HOMInG’s Barbara Bertolani, Sara Bonfanti and Paolo Boccagni have just published an article in Religion, namely At home in the gurdwara? Religious space and the resonance with domesticity in a London suburb. The authors advance an ethnographically informed understanding of home, as both a metaphor and a lived experience, which illuminates day-to-day religious and convivial practices of worship houses like Sikh gurdwaras. The paper draws on the extended fieldwork of the HOMInG team in Southall, West London.
See the abstract below.
Barbara Bertolani, Sara Bonfanti & Paolo Boccagni (2021) At home in the gurdwara? Religious space and the resonance with domesticity in a London suburb, Religion, DOI: 10.1080/0048721X.2021.1916787
‘Home’, as a special place and a set of practices that separate it from the rest, may ‘scale up’ to the public sphere, particularly among immigrant and religious minorities.

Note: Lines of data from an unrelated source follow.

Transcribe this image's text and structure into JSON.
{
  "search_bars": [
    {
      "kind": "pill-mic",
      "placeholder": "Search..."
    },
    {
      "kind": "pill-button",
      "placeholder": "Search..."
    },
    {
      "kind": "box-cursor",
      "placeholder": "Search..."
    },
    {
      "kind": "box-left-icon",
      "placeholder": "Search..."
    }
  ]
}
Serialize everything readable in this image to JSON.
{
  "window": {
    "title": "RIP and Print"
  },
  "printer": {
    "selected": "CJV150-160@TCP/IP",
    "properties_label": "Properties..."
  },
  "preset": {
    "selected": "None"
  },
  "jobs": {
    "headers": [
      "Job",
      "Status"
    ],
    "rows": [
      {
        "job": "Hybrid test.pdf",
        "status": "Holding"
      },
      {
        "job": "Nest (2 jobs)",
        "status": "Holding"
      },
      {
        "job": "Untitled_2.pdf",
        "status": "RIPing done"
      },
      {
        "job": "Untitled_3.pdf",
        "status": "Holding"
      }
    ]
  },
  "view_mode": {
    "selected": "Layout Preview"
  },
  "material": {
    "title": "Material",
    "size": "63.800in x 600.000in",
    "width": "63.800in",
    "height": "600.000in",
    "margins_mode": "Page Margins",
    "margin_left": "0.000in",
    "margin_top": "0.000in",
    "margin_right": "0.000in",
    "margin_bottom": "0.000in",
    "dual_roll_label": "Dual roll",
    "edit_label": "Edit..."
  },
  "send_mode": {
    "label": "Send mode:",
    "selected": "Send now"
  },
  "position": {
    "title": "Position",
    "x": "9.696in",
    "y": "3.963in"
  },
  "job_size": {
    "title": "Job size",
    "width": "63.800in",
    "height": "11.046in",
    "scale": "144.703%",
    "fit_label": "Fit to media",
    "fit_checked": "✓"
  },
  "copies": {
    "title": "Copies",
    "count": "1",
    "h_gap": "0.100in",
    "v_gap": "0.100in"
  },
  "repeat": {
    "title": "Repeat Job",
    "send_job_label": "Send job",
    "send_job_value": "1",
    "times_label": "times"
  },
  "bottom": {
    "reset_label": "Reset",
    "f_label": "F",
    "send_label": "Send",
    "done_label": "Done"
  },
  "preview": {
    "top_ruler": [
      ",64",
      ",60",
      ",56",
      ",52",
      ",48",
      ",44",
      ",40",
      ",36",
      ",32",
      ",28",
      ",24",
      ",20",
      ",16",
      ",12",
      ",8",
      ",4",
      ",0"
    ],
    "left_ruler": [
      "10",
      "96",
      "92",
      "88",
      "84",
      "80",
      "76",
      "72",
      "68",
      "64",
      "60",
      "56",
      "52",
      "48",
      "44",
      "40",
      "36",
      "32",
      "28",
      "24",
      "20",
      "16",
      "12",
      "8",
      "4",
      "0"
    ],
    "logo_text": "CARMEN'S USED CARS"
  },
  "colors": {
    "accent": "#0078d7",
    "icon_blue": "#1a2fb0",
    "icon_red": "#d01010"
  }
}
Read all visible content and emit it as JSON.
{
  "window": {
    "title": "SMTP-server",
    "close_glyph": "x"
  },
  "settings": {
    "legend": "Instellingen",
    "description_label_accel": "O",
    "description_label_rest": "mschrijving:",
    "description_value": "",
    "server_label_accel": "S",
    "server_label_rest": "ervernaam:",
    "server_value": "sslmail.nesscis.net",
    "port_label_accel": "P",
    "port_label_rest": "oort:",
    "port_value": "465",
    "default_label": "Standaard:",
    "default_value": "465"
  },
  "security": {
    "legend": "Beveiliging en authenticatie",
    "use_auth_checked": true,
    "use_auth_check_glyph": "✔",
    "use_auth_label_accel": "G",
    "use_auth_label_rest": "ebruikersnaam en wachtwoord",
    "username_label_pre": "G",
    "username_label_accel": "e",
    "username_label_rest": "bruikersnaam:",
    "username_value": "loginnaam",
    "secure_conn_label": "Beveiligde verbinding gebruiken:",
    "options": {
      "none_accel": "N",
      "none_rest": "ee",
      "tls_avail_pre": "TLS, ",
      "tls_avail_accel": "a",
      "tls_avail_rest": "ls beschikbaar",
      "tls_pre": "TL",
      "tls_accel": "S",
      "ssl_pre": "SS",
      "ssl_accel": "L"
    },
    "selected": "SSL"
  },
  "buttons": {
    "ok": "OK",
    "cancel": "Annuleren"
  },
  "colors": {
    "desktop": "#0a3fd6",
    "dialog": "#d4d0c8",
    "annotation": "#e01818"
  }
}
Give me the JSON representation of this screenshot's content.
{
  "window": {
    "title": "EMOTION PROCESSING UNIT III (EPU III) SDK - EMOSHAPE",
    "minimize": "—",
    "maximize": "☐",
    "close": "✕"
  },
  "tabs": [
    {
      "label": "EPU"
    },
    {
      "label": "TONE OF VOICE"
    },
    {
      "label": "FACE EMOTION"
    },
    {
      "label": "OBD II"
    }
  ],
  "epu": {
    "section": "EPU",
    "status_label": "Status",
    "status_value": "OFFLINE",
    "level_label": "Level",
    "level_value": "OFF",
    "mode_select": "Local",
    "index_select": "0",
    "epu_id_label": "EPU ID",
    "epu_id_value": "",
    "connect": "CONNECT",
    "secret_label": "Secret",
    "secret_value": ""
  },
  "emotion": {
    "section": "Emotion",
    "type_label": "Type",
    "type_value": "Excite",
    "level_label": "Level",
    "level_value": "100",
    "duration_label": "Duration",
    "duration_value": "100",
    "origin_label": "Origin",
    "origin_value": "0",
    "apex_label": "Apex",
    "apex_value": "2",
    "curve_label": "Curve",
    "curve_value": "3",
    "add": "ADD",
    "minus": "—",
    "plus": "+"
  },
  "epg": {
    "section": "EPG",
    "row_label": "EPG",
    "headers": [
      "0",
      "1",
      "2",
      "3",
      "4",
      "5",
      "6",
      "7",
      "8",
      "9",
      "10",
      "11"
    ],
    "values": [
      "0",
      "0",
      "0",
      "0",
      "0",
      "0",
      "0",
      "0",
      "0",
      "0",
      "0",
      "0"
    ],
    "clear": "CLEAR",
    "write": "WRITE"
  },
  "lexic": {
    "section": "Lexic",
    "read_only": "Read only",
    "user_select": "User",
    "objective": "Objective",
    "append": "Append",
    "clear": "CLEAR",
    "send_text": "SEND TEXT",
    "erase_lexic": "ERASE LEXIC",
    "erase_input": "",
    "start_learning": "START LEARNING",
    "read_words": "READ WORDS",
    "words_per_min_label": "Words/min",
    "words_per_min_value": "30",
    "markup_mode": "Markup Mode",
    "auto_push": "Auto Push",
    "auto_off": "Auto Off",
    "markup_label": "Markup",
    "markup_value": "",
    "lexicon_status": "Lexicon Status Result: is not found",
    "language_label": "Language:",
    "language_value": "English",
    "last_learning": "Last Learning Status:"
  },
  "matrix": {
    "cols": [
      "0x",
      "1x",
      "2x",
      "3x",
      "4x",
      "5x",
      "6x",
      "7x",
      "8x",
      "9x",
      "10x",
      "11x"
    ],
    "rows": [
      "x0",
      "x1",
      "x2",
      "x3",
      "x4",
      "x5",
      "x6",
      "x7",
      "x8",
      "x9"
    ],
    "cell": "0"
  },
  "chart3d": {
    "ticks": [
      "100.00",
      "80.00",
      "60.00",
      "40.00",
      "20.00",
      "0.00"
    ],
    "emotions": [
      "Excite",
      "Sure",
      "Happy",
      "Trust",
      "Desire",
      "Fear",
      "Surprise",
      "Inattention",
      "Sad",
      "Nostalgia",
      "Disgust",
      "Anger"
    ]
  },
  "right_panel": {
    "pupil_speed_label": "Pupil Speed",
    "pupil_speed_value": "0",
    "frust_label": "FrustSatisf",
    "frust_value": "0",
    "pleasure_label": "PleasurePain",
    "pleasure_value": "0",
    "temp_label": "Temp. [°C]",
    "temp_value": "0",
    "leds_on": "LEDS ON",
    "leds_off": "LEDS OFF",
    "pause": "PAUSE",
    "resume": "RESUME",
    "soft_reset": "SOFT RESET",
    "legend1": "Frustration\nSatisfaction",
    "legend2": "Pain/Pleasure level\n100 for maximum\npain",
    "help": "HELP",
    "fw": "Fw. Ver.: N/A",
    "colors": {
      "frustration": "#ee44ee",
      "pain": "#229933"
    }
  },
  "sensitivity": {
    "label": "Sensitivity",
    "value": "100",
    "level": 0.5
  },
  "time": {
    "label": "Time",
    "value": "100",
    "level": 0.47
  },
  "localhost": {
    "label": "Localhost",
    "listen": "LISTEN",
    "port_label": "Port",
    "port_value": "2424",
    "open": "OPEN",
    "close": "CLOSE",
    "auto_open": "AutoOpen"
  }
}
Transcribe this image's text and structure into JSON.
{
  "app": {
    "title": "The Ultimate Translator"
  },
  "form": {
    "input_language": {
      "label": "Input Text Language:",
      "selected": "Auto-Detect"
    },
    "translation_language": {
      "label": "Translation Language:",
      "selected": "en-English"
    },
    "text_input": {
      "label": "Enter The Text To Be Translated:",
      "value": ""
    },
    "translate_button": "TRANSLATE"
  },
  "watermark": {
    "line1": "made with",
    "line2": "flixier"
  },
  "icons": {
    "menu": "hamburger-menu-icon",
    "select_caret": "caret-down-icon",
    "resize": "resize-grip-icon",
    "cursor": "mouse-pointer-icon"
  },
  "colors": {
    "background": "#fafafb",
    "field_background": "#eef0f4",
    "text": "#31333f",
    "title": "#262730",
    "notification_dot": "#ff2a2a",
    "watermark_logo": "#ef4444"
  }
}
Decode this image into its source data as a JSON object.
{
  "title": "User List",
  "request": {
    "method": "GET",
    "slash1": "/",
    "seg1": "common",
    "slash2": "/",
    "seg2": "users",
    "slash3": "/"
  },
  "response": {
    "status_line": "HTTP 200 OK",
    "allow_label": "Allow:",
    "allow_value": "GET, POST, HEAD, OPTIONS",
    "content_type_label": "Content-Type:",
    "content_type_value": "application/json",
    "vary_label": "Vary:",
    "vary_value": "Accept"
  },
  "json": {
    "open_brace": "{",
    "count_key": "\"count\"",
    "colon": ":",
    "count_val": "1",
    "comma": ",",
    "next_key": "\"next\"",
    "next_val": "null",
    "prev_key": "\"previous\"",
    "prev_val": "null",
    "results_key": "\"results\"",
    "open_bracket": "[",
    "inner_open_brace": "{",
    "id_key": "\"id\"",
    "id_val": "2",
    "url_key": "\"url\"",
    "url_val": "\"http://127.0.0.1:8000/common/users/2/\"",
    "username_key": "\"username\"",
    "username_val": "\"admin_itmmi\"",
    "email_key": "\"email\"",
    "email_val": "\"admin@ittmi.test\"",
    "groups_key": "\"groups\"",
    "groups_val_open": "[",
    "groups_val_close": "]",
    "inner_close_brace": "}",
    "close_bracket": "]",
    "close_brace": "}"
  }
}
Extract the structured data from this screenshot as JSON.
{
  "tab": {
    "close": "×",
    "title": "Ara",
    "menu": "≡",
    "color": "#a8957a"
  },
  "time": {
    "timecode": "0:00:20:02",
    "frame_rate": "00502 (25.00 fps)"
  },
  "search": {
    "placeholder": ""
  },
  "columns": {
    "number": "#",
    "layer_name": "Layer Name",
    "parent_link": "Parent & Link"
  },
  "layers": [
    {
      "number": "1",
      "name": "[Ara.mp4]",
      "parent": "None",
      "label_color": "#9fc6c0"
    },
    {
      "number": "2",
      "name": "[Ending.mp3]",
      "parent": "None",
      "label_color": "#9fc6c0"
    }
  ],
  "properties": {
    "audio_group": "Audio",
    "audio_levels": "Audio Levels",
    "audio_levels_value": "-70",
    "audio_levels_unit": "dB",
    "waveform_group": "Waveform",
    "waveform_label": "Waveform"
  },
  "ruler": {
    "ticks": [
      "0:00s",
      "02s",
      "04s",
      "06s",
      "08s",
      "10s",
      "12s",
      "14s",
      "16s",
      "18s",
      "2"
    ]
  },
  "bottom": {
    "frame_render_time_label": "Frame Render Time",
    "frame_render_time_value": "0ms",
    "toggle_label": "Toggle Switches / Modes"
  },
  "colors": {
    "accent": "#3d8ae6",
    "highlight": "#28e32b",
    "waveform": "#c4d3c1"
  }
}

Following this insight, we investigate the functional equivalences between domestic space and public, religious one, based on a case study of Sikh gurdwaras in Southall, West London. Besides their everyday function as hubs for spiritual and cultural connections with the Sikh home(land), gurdwaras reveal a parallelism with a private home in two respects: vertical domesticity – the forms of spatial and temporal thresholding that turn a house of worship into the home of the guru – and horizontal domesticity – the home-like routines underpinning community life in gurdwaras. This opens up a novel space to see temples as infrastructures for people’s sense of home, and the reproduction of sacredness inside them as a form of homemaking.